Hace más de 45 días que los vecinos de la zona denunciaron una pérdida de agua, que además se acumula en la esquina de Los Principios. "No se puede cruzar la esquina porque el agua ya está podrida y si pasás por ahí te caes", le dijo Ana, a El Tribuno. Ella vive sobre la cuadra y debe hacer equilibrio para llegar hasta la parada del colectivo todas las mañanas, a las 7.30, cuando lleva sus hijas a la escuela.
Hace una semana, una cuadrilla de trabajo llegó en horas de la siesta a romper la calle. Con un martillo hicieron un pozo de un metro de ancho por dos de largo. Pero luego de cavar un metro más, advirtieron que la pérdida de agua se producía a 30 cm de donde habían cavado. Ante esta situación, dejaron el pozo, con los escombros en la calle y partieron. Al día siguiente, los trabajadores llegaron, hicieron otro pozo a centímetros del anterior, encontraron la pérdida y resolvieron cortar el caño y poner una rosca doble. Dejando todo listo -pozo hecho, pérdida arreglada y escombros esparcidos-, volvieron a irse.
"Unos 30 minutos después de que se fueron, la rosca se soltó y el agua comenzó a salir de nuevo.
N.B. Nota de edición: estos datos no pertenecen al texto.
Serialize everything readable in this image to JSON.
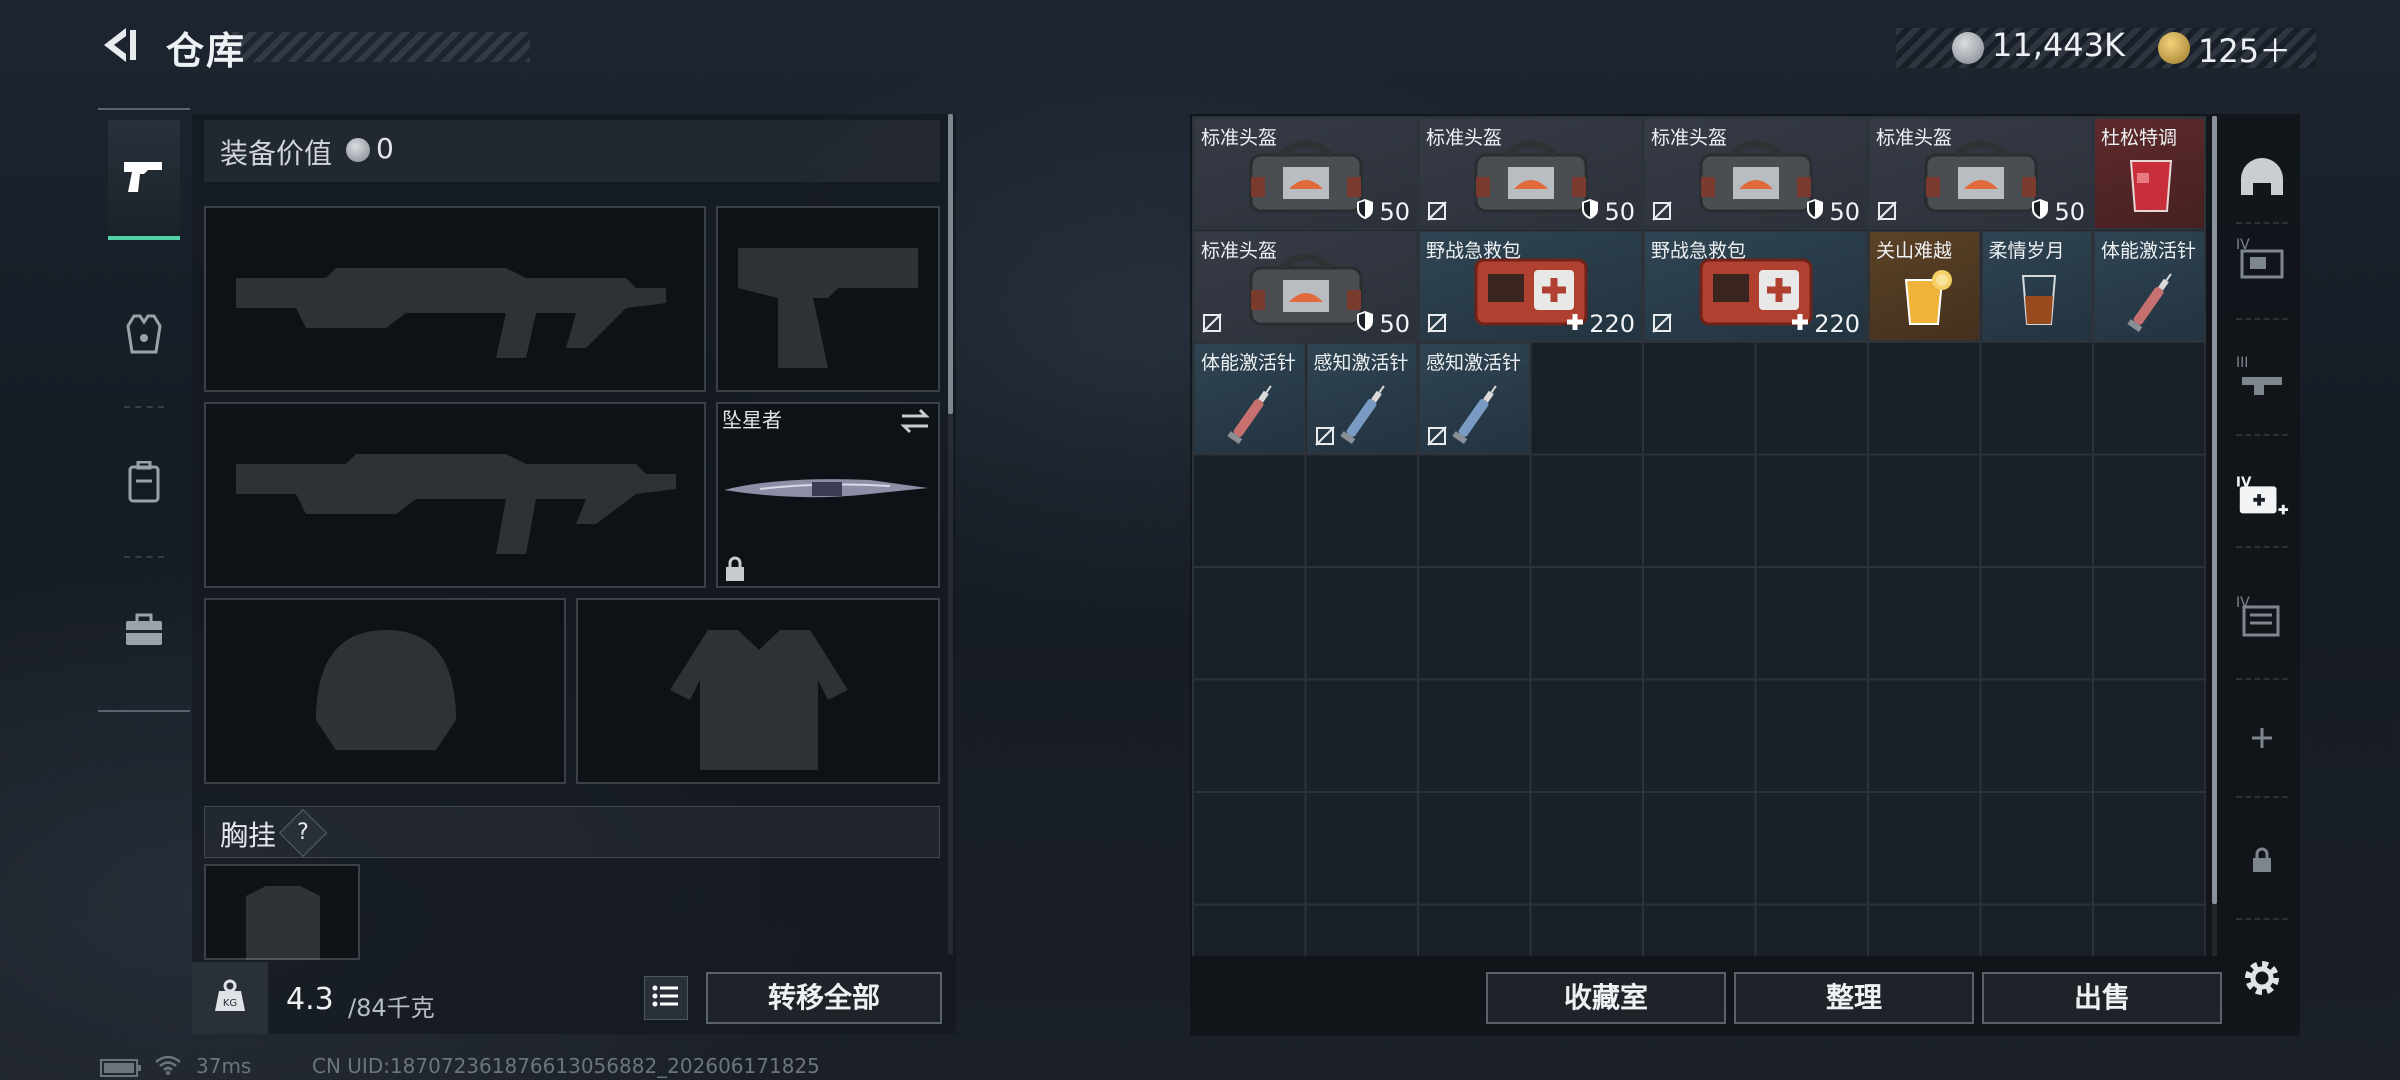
{
  "header": {
    "title": "仓库",
    "currency_silver": "11,443K",
    "currency_gold": "125＋"
  },
  "tabs": [
    {
      "name": "weapon",
      "icon": "pistol-icon",
      "active": true
    },
    {
      "name": "armor",
      "icon": "vest-icon",
      "active": false
    },
    {
      "name": "backpack",
      "icon": "backpack-icon",
      "active": false
    },
    {
      "name": "toolbox",
      "icon": "briefcase-icon",
      "active": false
    }
  ],
  "loadout": {
    "equipment_value_label": "装备价值",
    "equipment_value": "0",
    "melee_name": "坠星者",
    "chest_rig_label": "胸挂",
    "help_symbol": "?",
    "weight_current": "4.3",
    "weight_max": "/84千克",
    "transfer_all_label": "转移全部"
  },
  "warehouse": {
    "items": [
      {
        "name": "标准头盔",
        "count": "50",
        "count_icon": "shield",
        "style": "gray",
        "kind": "bag"
      },
      {
        "name": "标准头盔",
        "count": "50",
        "count_icon": "shield",
        "style": "gray",
        "kind": "bag"
      },
      {
        "name": "标准头盔",
        "count": "50",
        "count_icon": "shield",
        "style": "gray",
        "kind": "bag"
      },
      {
        "name": "标准头盔",
        "count": "50",
        "count_icon": "shield",
        "style": "gray",
        "kind": "bag"
      },
      {
        "name": "杜松特调",
        "count": "",
        "style": "red",
        "kind": "drink-red"
      },
      {
        "name": "标准头盔",
        "count": "50",
        "count_icon": "shield",
        "style": "gray",
        "kind": "bag"
      },
      {
        "name": "野战急救包",
        "count": "220",
        "count_icon": "plus",
        "style": "blue",
        "kind": "medkit"
      },
      {
        "name": "野战急救包",
        "count": "220",
        "count_icon": "plus",
        "style": "blue",
        "kind": "medkit"
      },
      {
        "name": "关山难越",
        "count": "",
        "style": "orange",
        "kind": "drink-yellow"
      },
      {
        "name": "柔情岁月",
        "count": "",
        "style": "blue",
        "kind": "drink-brown"
      },
      {
        "name": "体能激活针",
        "count": "",
        "style": "blue",
        "kind": "syringe-red"
      },
      {
        "name": "体能激活针",
        "count": "",
        "style": "blue",
        "kind": "syringe-red"
      },
      {
        "name": "感知激活针",
        "count": "",
        "style": "blue",
        "kind": "syringe-blue"
      },
      {
        "name": "感知激活针",
        "count": "",
        "style": "blue",
        "kind": "syringe-blue"
      }
    ],
    "buttons": {
      "collection": "收藏室",
      "sort": "整理",
      "sell": "出售"
    }
  },
  "side_rail": [
    {
      "icon": "helmet-icon"
    },
    {
      "icon": "case-iv-icon",
      "label": "IV"
    },
    {
      "icon": "case-iii-icon",
      "label": "III"
    },
    {
      "icon": "medkit-iv-icon",
      "label": "IV"
    },
    {
      "icon": "case-iv-2-icon",
      "label": "IV"
    },
    {
      "icon": "add-icon"
    },
    {
      "icon": "lock-icon"
    }
  ],
  "status_bar": {
    "ping": "37ms",
    "uid": "CN UID:18707236187661305688​2_202606171825"
  },
  "colors": {
    "accent_green": "#4fd3a4",
    "panel_bg": "#14191f"
  }
}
Ya me cansé de llamar. No sé qué voy a hacer. Tengo el cordón lleno de agua y hongos. Yo ya soy una persona mayor para andar a los saltitos, y no te digo nada la cantidad de bichos que junta eso", detalló Josefina.
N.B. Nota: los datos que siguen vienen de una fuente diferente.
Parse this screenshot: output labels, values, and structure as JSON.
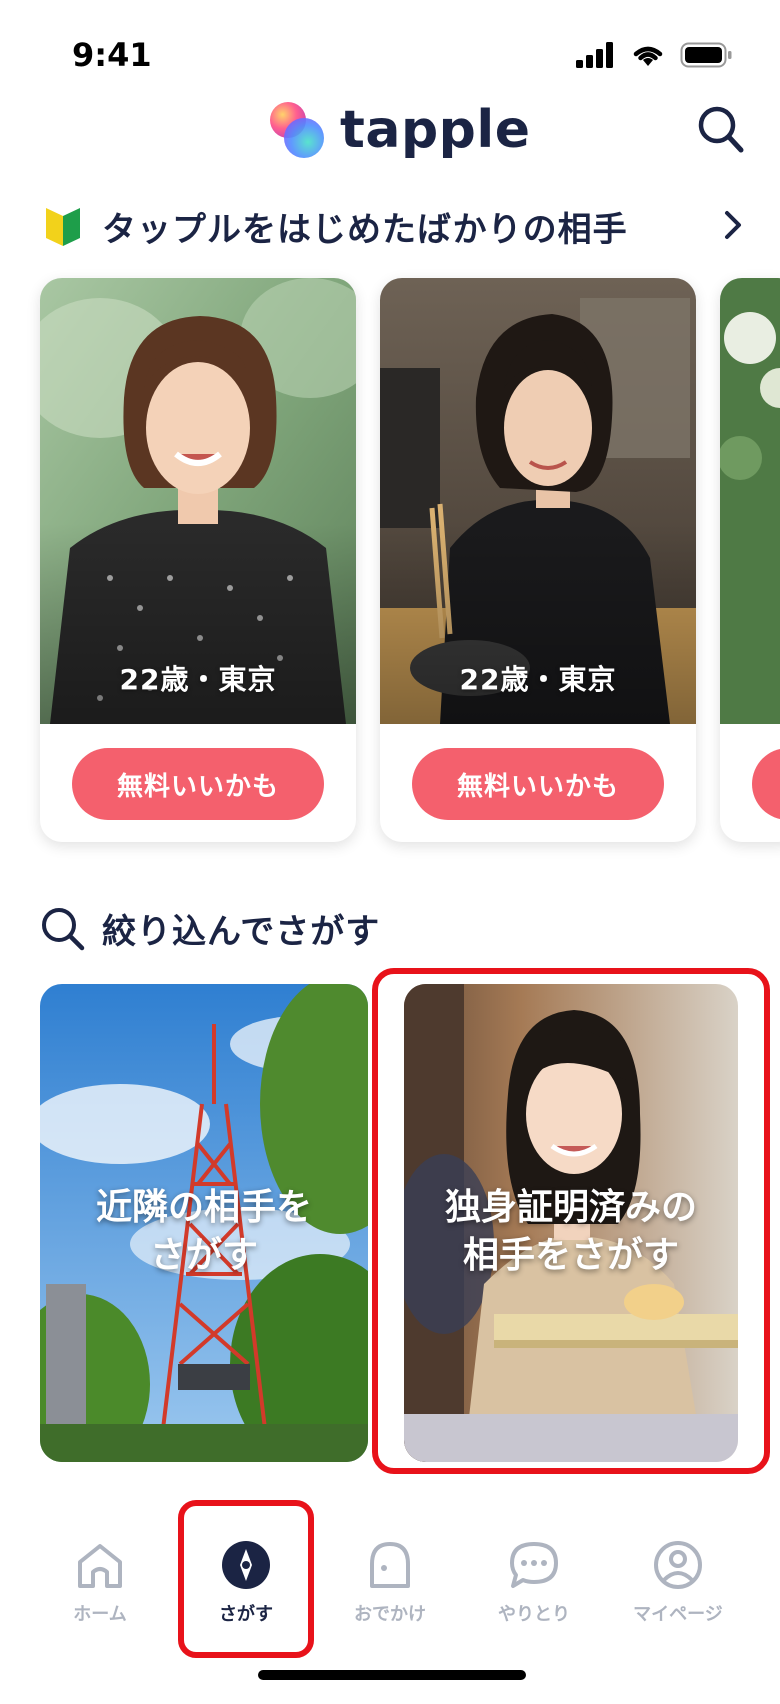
{
  "status_bar": {
    "time": "9:41"
  },
  "header": {
    "logo_text": "tapple"
  },
  "section_new_users": {
    "title": "タップルをはじめたばかりの相手",
    "cards": [
      {
        "info": "22歳・東京",
        "button_label": "無料いいかも"
      },
      {
        "info": "22歳・東京",
        "button_label": "無料いいかも"
      }
    ]
  },
  "section_search": {
    "title": "絞り込んでさがす",
    "cards": [
      {
        "line1": "近隣の相手を",
        "line2": "さがす"
      },
      {
        "line1": "独身証明済みの",
        "line2": "相手をさがす"
      }
    ]
  },
  "bottom_nav": {
    "items": [
      {
        "label": "ホーム",
        "icon": "home-icon"
      },
      {
        "label": "さがす",
        "icon": "compass-icon",
        "active": true
      },
      {
        "label": "おでかけ",
        "icon": "outing-icon"
      },
      {
        "label": "やりとり",
        "icon": "chat-icon"
      },
      {
        "label": "マイページ",
        "icon": "profile-icon"
      }
    ]
  },
  "colors": {
    "primary_text": "#1b2444",
    "like_button": "#f4606d",
    "highlight_box": "#e8121a",
    "inactive_nav": "#aeb4c0"
  }
}
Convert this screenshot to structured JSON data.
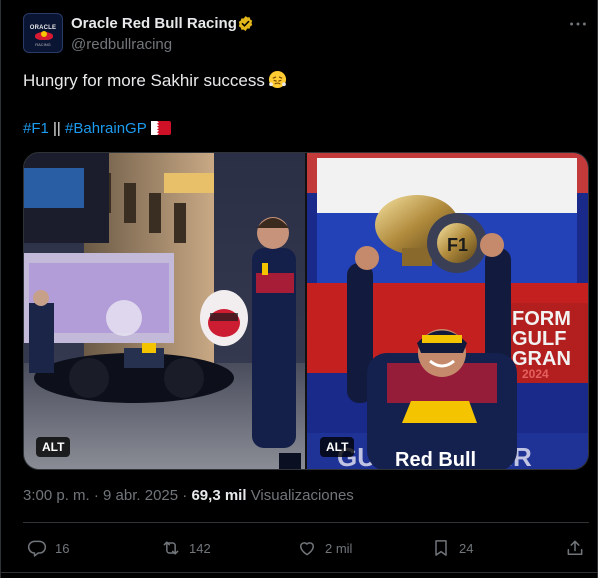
{
  "author": {
    "name": "Oracle Red Bull Racing",
    "handle": "@redbullracing",
    "avatar_text": "ORACLE",
    "avatar_sub": "RACING"
  },
  "tweet": {
    "text": "Hungry for more Sakhir success",
    "emoji": "face-with-steam-emoji",
    "hashtag_1": "#F1",
    "separator": " || ",
    "hashtag_2": "#BahrainGP",
    "flag": "bahrain-flag"
  },
  "media": {
    "left_alt": "ALT",
    "right_alt": "ALT"
  },
  "meta": {
    "time": "3:00 p. m.",
    "dot": " · ",
    "date": "9 abr. 2025",
    "views_count": "69,3 mil",
    "views_label": "Visualizaciones"
  },
  "actions": {
    "replies": "16",
    "reposts": "142",
    "likes": "2 mil",
    "bookmarks": "24"
  },
  "colors": {
    "accent": "#1d9bf0",
    "muted": "#71767b",
    "verified": "#e2b719"
  }
}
Esta mujer que ya supera los 70 años vive en la casa que tiene los pozos al frente. Todas las mañanas debe dirigirse hasta la esquina contraria adonde realmente quiere ir para poder cruzar la calle. El agua le corta el paso, así que debe buscar un lugar seguro para poder bajar de la vereda.
Juanita es otra abuela de la cuadra, y tres veces a la semana emprende su caminata en las primeras horas del día. "Ya contamos entre los vecinos cinco pedidos a Aguas del Norte y otro tanto al Ente Regulador y nada. Todo sigue igual y acá bajar del cordón a la calle es un peligro", destacó esta docente jubilada.
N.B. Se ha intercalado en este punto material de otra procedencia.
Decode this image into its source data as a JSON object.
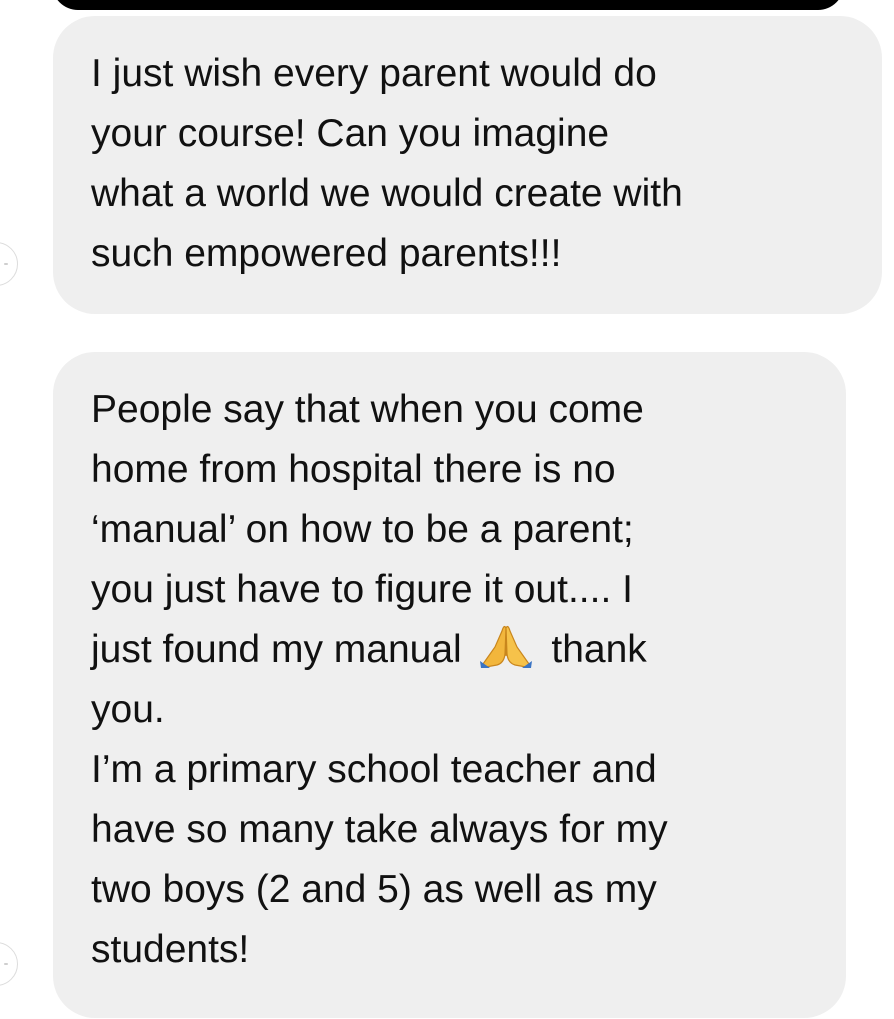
{
  "messages": [
    {
      "lines": [
        "I just wish every parent would do",
        "your course! Can you imagine",
        "what a world we would create with",
        "such empowered parents!!!"
      ]
    },
    {
      "lines": [
        "People say that when you come",
        "home from hospital there is no",
        "‘manual’ on how to be a parent;",
        "you just have to figure it out.... I"
      ],
      "line5_before": "just found my manual",
      "line5_emoji": "folded-hands-emoji",
      "line5_after": "thank",
      "lines_after": [
        "you.",
        "I’m a primary school teacher and",
        "have so many take always for my",
        "two boys (2 and 5) as well as my",
        "students!"
      ]
    }
  ],
  "colors": {
    "bubble": "#efefef",
    "text": "#111111",
    "top_bar": "#000000"
  }
}
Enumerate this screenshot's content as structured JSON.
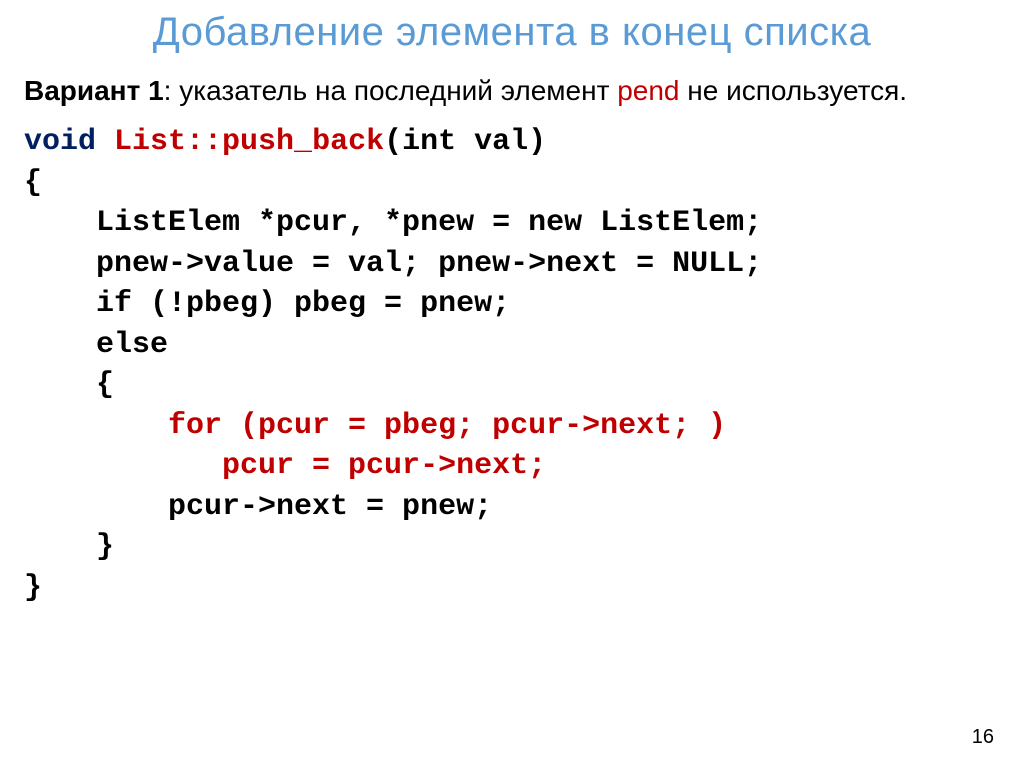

Mientras barre el cordón y esparce desinfectantes sobre el cordón, Ramón se resigna. "Esta es la historia de siempre. En el verano tuvimos una pérdida que venía desde la otra cuadra, durante dos meses. La arreglaron pero como verás dejaron los escombros y no volvieron más. Con la rapidez que trabajan calculo que para el invierno a lo mejor tengamos una solución", dijo el hombre.